Quinta cosa: controlla l’idratazione

Questa è l’abitudine più sottovalutata tra quelle che influenzano i livelli di energia, specialmente nel periodo del cambio stagionale. Con l’arrivo del caldo si suda di più, anche quando non ci si accorge di farlo, le temperature più alte aumentano le perdite idriche insensibili attraverso la respirazione e la pelle, e molte persone arrivano alle ore pomeridiane in uno stato di lieve disidratazione che si manifesta esattamente con i sintomi che caratterizzano la stanchezza primaverile: senso di pesantezza alla testa, difficoltà di concentrazione, calo dell’energia, irritabilità e in alcuni casi anche mal di testa.

Il punto critico è che la soglia della sete è un indicatore ritardato dello stato di idratazione: quando si inizia a sentire sete, il corpo è già in una condizione di deficit idrico. Aspettare di avere sete per bere, specialmente in questa stagione di transizione, significa passare buona parte della giornata leggermente disidratati senza averne la percezione diretta.

L’abitudine da costruire è quella di bere in modo proattivo e distribuito durante la giornata: un bicchiere d’acqua al risveglio, prima dei pasti, durante le mattine di lavoro anche quando non si ha sete. Non si tratta di raggiungere numeri precisi a ogni costo, ma di non aspettare che sia il corpo a chiedere in modo esplicito quello di cui ha già bisogno. Tè verde non zuccherato, tisane e acqua con qualche fetta di limone o foglie di menta sono tutte varianti valide per chi fatica a bere sufficiente acqua naturale nel corso della giornata.

Quando la stanchezza è qualcosa di più

Le cinque abitudini descritte sopra funzionano bene per la stanchezza stagionale tipica di questo periodo, quella che nasce dall’adattamento circadiano e che in qualche settimana, con le giuste attenzioni, tende a risolversi da sola. Ma esistono condizioni diverse, in cui la stanchezza è persistente, sproporzionata rispetto allo stile di vita, associata ad altri sintomi come perdita di capelli, sensazione di freddo costante, difficoltà a dimagrire o gonfiore: in questi casi le cause possono essere patologie della tiroide, anemia da carenza di ferro o di vitamina B12, diabete non diagnosticato o altre condizioni che richiedono una valutazione medica e non si risolvono con cambiamenti dello stile di vita.

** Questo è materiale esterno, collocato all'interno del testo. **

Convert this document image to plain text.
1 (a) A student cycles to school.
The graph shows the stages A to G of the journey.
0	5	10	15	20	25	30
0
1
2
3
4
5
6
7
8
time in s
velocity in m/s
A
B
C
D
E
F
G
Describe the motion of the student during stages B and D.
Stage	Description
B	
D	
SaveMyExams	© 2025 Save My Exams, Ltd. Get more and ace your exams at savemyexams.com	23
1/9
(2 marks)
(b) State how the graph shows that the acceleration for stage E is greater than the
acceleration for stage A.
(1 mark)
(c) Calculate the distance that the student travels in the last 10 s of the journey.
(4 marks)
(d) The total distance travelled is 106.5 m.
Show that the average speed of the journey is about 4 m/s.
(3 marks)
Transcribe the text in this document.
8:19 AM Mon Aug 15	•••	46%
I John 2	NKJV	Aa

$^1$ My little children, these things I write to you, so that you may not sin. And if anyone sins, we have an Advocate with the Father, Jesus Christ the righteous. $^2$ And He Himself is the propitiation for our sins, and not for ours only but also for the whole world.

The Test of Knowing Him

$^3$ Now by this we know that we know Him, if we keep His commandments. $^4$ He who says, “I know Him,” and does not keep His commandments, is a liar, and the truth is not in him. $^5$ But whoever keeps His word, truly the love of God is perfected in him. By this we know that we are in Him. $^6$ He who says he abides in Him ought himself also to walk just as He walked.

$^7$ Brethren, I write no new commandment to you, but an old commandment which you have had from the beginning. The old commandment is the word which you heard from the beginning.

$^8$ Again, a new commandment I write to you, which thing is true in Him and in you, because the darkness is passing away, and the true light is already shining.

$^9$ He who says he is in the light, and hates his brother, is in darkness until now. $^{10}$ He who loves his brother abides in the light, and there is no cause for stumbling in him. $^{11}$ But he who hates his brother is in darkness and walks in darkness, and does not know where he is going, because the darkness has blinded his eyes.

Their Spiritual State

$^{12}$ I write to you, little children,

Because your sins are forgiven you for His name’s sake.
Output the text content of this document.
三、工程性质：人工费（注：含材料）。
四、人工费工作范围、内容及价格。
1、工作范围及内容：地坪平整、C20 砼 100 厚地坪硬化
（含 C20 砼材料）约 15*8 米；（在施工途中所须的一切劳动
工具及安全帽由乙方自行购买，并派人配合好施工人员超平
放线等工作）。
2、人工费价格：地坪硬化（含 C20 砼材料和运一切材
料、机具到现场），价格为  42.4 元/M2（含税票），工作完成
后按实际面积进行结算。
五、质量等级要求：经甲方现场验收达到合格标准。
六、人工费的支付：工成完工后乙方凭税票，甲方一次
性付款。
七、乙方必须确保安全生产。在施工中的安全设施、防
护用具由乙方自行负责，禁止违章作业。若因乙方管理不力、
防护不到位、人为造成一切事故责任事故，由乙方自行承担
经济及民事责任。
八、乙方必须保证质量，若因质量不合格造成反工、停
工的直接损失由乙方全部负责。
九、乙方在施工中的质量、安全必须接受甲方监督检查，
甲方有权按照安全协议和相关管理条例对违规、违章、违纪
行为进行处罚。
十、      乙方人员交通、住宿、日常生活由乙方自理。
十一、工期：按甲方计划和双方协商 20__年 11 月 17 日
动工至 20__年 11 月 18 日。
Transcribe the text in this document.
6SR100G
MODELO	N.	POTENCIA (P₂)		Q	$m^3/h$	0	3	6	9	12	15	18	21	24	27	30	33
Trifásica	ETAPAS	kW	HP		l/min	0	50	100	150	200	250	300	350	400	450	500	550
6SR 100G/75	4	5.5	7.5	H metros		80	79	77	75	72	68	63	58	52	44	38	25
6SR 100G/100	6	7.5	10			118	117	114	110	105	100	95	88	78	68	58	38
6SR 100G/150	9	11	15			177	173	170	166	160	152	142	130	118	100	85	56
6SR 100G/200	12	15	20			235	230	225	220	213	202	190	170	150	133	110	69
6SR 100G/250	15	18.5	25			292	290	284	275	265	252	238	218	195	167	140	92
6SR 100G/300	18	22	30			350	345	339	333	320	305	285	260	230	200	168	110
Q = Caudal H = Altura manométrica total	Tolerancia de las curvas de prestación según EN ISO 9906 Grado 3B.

La regola pratica è semplice: se la stanchezza dura più di tre o quattro settimane nonostante un sonno sufficiente e abitudini ragionevoli, o se è così intensa da interferire con il funzionamento quotidiano, è il momento di fare un esame del sangue di base e parlare con il proprio medico. Le analisi di routine, con emocromo, ferritina, vitamina D, funzionalità tiroidea e glicemia, sono uno strumento semplice ed economico per escludere le cause organiche più comuni e affrontare la stanchezza con la strategia giusta.

Per tutto il resto, aprile è un mese di transizione che il corpo gestisce meglio con un po’ di pazienza, qualche piccola attenzione quotidiana e la consapevolezza che sentirsi stanchi in primavera non è un segno di debolezza: è semplicemente il prezzo temporaneo di un organismo che sta cambiando marcia.